Parliament recommends that EU and members states file a case before the International Court of Justice, if the new national security law for Hong Kong is applied.
In a resolution adopted on Friday by 565 votes to 34, with 62 abstentions, the European Parliament voted in favour of bringing China before the International Court of Justice over its decision to adopt a new national security law for semi-autonomous Hong-Kong.
In the text, MEPs “call on the EU and its Member States to consider, in the event the new security law is applied, filing a case before the International Court of Justice alleging that China’s decision to impose national security legislation on Hong Kong violates the Sino-British Joint Declaration and the International Covenant on Civil and Political Rights (ICCPR).”

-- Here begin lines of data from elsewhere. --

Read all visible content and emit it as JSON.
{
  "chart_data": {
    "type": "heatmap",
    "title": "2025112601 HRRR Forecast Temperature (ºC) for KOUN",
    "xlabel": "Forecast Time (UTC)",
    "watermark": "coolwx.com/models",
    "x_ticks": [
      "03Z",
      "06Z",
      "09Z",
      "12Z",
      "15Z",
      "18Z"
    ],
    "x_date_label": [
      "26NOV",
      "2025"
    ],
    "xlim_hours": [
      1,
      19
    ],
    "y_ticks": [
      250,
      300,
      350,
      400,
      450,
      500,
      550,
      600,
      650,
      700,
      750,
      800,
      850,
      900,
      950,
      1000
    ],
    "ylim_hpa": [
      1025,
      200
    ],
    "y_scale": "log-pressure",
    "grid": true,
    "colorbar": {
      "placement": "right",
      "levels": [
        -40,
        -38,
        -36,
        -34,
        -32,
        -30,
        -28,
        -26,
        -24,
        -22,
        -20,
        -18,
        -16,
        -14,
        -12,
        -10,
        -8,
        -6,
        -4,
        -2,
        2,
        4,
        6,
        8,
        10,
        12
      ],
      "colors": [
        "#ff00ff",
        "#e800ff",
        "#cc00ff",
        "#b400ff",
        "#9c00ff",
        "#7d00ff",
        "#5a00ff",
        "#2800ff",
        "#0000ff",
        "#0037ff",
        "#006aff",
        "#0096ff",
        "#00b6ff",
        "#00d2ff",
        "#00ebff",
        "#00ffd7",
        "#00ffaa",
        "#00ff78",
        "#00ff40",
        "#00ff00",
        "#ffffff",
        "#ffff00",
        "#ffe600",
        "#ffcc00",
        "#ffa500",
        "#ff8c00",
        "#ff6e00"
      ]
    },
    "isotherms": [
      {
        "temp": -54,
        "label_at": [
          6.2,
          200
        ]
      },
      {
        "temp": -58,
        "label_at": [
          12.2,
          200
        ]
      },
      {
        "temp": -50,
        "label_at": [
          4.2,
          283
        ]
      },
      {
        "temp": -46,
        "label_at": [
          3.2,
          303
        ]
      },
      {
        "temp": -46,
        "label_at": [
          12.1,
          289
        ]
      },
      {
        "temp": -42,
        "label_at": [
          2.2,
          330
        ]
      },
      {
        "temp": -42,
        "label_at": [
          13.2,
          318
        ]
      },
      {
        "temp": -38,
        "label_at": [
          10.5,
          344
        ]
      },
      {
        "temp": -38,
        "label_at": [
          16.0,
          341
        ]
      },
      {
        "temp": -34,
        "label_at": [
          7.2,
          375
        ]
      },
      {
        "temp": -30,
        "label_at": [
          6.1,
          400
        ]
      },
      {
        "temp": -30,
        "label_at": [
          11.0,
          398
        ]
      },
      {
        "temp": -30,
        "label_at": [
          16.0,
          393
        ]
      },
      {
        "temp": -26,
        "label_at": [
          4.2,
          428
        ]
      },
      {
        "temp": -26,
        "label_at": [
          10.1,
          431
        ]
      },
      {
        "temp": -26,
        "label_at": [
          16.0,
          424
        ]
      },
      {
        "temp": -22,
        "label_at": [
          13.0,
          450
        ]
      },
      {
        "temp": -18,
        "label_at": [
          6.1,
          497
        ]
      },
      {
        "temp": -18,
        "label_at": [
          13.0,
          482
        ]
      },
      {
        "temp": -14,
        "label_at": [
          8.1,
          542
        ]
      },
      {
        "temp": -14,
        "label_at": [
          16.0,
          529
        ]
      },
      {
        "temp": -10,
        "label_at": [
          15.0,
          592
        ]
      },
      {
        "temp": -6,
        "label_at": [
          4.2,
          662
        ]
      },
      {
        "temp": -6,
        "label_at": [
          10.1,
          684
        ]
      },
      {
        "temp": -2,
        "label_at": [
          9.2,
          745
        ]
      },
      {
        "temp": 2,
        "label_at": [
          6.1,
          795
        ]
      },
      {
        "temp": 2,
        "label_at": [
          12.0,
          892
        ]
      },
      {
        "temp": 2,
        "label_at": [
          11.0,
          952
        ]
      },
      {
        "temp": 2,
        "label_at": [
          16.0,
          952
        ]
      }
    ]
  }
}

They also strongly condemn the new law as an assault on the city’s autonomy, as well as China’s constant and increasing interference in Hong Kong’s internal affairs. MEPs call for the jailed pro-democracy activists and peaceful demonstrators to be released and for charges against them to be dropped. They want to see a UN Special Envoy appointed to deal specifically with the situation in Hong Kong.
The European Parliament is greatly concerned by the steady deterioration of civil and political rights, and press freedom in Hong Kong and calls for an independent and impartial investigation into the police’s use of force against pro-democracy protesters.
It finally strongly urges EU member states in the Council and the EU Foreign Policy Chief Josep Borrell to address the issue of the national security law for Hong Kong as a top priority at the upcoming EU-China Summit on Monday, 22 June, (via video conference) and at the planned EU-China Leaders meeting, as well as other human rights issues, such as the situation of the Uyghurs.
The resolution as adopted will be available in full here (19.06.2020).
Residents of Hong Kong have recently taken to the streets to protest against a new controversial national security law for the city, which was approved by mainland China’s legislature in May. Many observers fear the Chinese Communist Party’s new measures will effectively suffocate all the remaining freedoms and autonomy enjoyed by the special administrative region under the so-called “one country, two systems” principle.
The former British colony has been rocked by demonstrations, followed by a massive wave of street protests and violent clashes since last year, ever since the Hong Kong Executive put forward a new law in the spring of 2019 that would have allowed criminal suspects to be extradited to mainland China, plunging the city into its worst political crisis in modern history.